In short, I lost it. Yes, I had a mental breakdown.

If you know me, you know that I’m a strong type-A personality. As Boromir would say, one does not simply lose control. So when my parents suggested counseling, I wasn’t exactly thrilled. “How did I get here?” I asked myself. “I’m not crazy. Why can’t I just be stronger?” The anxiety compounded day after day as I tried to “fix myself”. Defeated and utterly at a loss, I conceded. I saw a counselor. For weeks I told no one but my parents and boyfriend. The stigma of counseling isn’t something you can easily shake off, and I reluctantly opened up to my friends one by one. Much to my surprise, many of them had seen or considered seeing someone as well. It was a huge eye-opener, for sure!

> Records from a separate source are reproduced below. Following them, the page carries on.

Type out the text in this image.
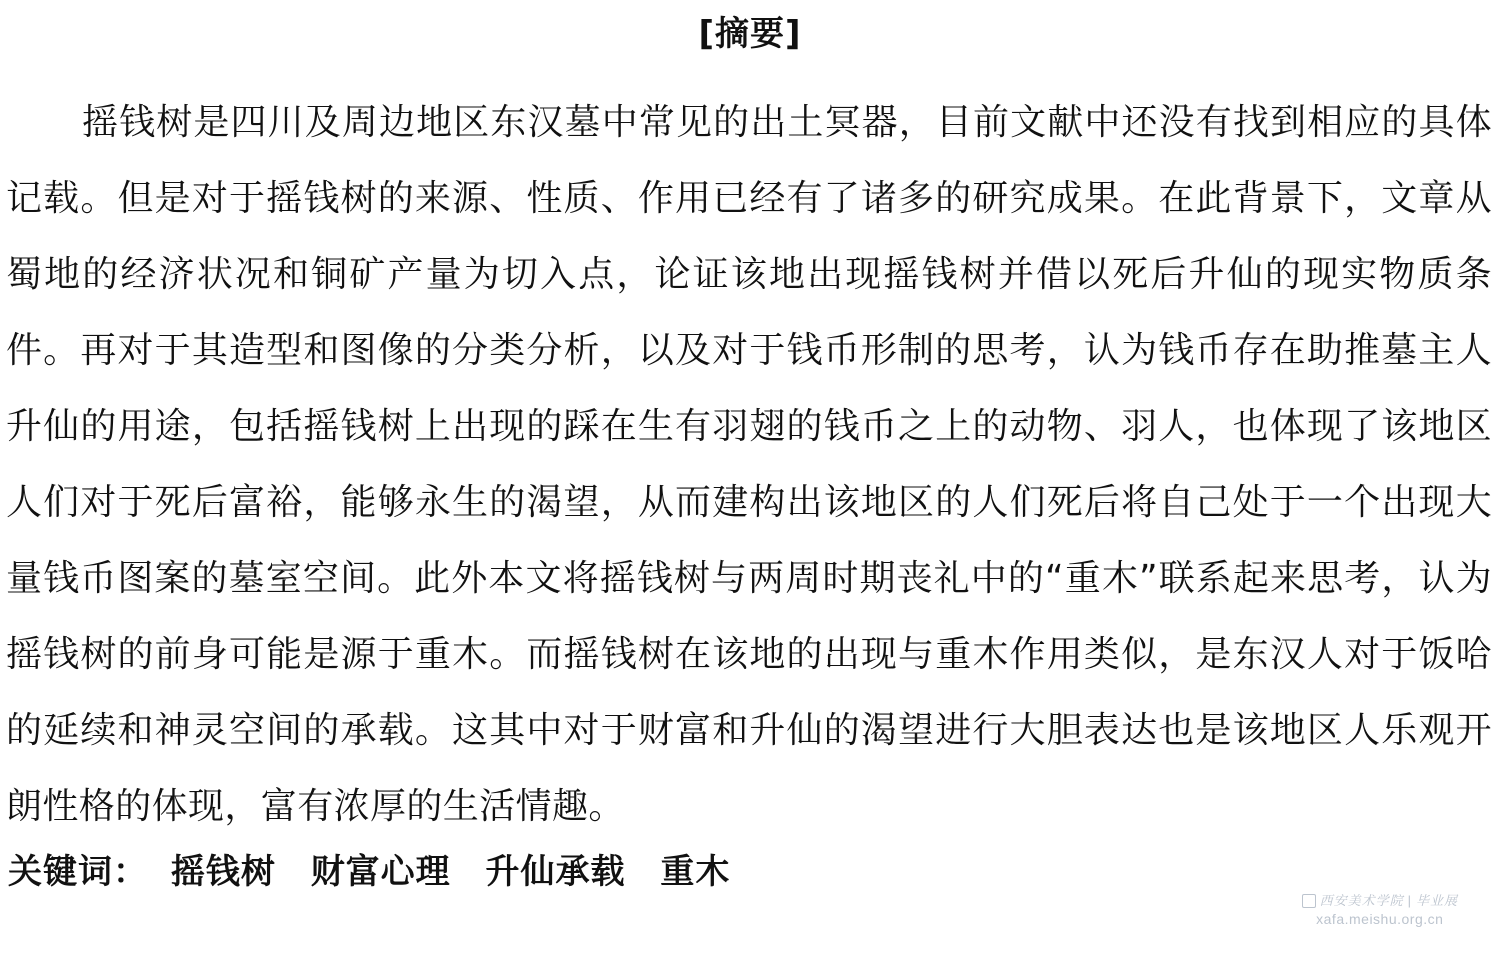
[摘要]

摇钱树是四川及周边地区东汉墓中常见的出土冥器，目前文献中还没有找到相应的具体记载。但是对于摇钱树的来源、性质、作用已经有了诸多的研究成果。在此背景下，文章从蜀地的经济状况和铜矿产量为切入点，论证该地出现摇钱树并借以死后升仙的现实物质条件。再对于其造型和图像的分类分析，以及对于钱币形制的思考，认为钱币存在助推墓主人升仙的用途，包括摇钱树上出现的踩在生有羽翅的钱币之上的动物、羽人，也体现了该地区人们对于死后富裕，能够永生的渴望，从而建构出该地区的人们死后将自己处于一个出现大量钱币图案的墓室空间。此外本文将摇钱树与两周时期丧礼中的“重木”联系起来思考，认为摇钱树的前身可能是源于重木。而摇钱树在该地的出现与重木作用类似，是东汉人对于饭哈的延续和神灵空间的承载。这其中对于财富和升仙的渴望进行大胆表达也是该地区人乐观开朗性格的体现，富有浓厚的生活情趣。

关键词： 摇钱树 财富心理 升仙承载 重木
西安美术学院 | 毕业展
xafa.meishu.org.cn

Looking back, I realize that counseling is a good, good thing. It’s not for the insane or the weak. Counseling is actually for the brave. In America, acknowledging a need for help is often considered a sign of weakness. In reality, this is one of the bravest types of courage there is. Even to this day, I still get embarrassed when I talk about counseling. What will people say about me? Will they think I’m a total nut job?

Even though I am still embarrassed, I am trying to be braver.

Counseling was one of the best decisions I ever could have made, but it could not provide me with purpose. Now during these dark months, I used to break down in tears almost daily. I was completely overwhelmed with my life, which was nothing like I expected it to be. I began praying more. Read the Bible more. Opened up to friends more. I have always called myself a Christian, though I would not describe myself as an outspoken evangelical. But today I will proudly tell you that God single-handedly met all of my needs and took care of me from start to finish. Not my counselor, not my parents, and not my boyfriend — God.

He gave me an identity. Soothed my anxiety. Led me to the right job at the right time. Gave me the support I needed during some horrible and somber times. I am not a religious blogger, and you likely will not see more spiritual soliloquies on my blog after today. But to deny God his role in this story is an injustice, my friends. He kept his promises and used every ounce of pain to bring beautiful changes in my life, but it wasn’t easy.

Trying to sort out the pieces of my life consumed all of my time. I stopped working on my sequel, quit writing blog posts, jumped ship on social media. The idea of simply existing was so foreign to me. Until a few months ago, I never realized that just living is a full-time gig — even without all of the senseless clutter we use to fill our time. I had to learn to enjoy (not tolerate) time alone. Actually, I’m still learning! I put everything on hold because I needed that time for myself. I still do.

But things did get better.

Gov

Doing cool things at my cool job — like meeting the governor!

Thank God my life has made a 180! I have a new job that provides plenty of work and exciting opportunities (like meeting the governor!). I have rekindled old friendships and started new ones. Traveled to new cities. Spent time with family. Ultimately proved to myself that life goes on post-degree. Looking back, it is so easy to blame my circumstances. I could tell you that my job wasn’t exciting enough, that my apartment wasn’t big enough. That if I’d only had a master’s degree or more friends or a husband or a higher salary or a puppy things would have been alright.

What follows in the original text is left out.